Objektif aday değerlendirme yönteminin kullanılma amacı, sübjektif bir ortamda gerçekleşen iş görüşmelerinden farklı olarak iş uyumu ölçümlerinin daha güvenilir ve tarafsız bir ortamda gerçekleşmesini sağlamaktır. Bunun yanı sıra, objektif yöntemler kimi zaman mülakatta elde edilen bilgilerden çok daha farklı bilgiye ulaşılmasına olanak sağlıyor. Gelecek performansın tahmin edilmesine ilişkin objektif yöntemlerin bir parçası olarak kullanılması gereken mülakat, halen bir çok kurumda tek değerlendirme yöntemi olarak yerini koruyor.

Zor sorular soran yetenekli yöneticiler olun!

Zor sorular soran yetenekli yöneticiler bir süre sonra çalışanlarının sıradışı hale gelebilmesi için nelere ihtiyaç duyduğunu ve bu yeteneklerden hangilerinin ekibi sırtlayabileceğini öğrenmeye başlar. İşte şaşırtıcı derecede yüksek işgücü devir oranı da burada devreye girer. “İşe alım” ve “tersine seçme yerleştirme” denen gizemli ikiz sanatı da bu noktada görmeye başlarız.

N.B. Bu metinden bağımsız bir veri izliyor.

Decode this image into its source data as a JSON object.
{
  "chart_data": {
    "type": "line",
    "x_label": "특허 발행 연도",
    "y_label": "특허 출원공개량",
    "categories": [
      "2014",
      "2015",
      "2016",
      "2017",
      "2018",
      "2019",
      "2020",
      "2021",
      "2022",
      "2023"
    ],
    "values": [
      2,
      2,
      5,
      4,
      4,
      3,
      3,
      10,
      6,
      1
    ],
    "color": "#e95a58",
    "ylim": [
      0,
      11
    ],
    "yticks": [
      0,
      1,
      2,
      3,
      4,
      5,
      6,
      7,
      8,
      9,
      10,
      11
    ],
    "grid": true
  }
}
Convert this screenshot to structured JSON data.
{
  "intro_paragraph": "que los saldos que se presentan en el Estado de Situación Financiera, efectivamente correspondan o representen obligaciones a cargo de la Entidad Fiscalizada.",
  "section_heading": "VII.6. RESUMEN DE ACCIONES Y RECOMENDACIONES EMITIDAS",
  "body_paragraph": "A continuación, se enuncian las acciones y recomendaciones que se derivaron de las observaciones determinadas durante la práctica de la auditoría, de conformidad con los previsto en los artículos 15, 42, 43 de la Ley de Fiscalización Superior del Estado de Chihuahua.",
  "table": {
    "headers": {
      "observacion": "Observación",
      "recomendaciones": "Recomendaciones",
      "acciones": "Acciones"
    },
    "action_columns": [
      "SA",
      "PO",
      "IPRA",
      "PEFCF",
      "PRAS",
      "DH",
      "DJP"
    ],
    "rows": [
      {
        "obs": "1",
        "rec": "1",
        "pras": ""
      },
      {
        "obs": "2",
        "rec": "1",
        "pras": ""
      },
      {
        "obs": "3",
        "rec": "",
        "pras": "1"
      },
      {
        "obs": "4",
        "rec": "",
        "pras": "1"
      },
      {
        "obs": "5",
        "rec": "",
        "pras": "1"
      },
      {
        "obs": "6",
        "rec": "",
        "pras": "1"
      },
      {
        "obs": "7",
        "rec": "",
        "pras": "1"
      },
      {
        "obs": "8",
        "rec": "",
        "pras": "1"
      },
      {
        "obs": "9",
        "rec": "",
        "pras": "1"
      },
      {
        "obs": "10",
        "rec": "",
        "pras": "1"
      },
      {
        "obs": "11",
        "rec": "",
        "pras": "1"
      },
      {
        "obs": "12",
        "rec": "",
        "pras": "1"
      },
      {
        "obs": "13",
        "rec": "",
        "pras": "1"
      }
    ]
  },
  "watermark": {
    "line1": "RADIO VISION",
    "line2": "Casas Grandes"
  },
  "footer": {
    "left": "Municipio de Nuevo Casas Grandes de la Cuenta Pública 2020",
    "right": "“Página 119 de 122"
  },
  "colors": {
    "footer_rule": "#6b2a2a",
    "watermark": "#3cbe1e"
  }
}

“Tersine seçme yerleştirme” terimini; yetenekli yöneticilerin tüm çalışanlarındaki gerçek yetenekleri ortaya çıkarmak için kullandıkları zarif yönlerini gözler önüne sermek amacıyla ortaya attım. Çünkü bu, kimi zaman çalışanların başka bir yerde çalışmaya başlamasının bile yolunu açabiliyor. Bu yetenekli yöneticiler bir yandan da yeni yetenekleri seçmek için yetenek havuzları yaratıyor. En iyi çalışanların ender olarak geleneksel işgücü piyasasında bulunabildiğini bilen bu yöneticiler, yetenekleri keşfedip değerlendirmek konusunda tam bir ustadır.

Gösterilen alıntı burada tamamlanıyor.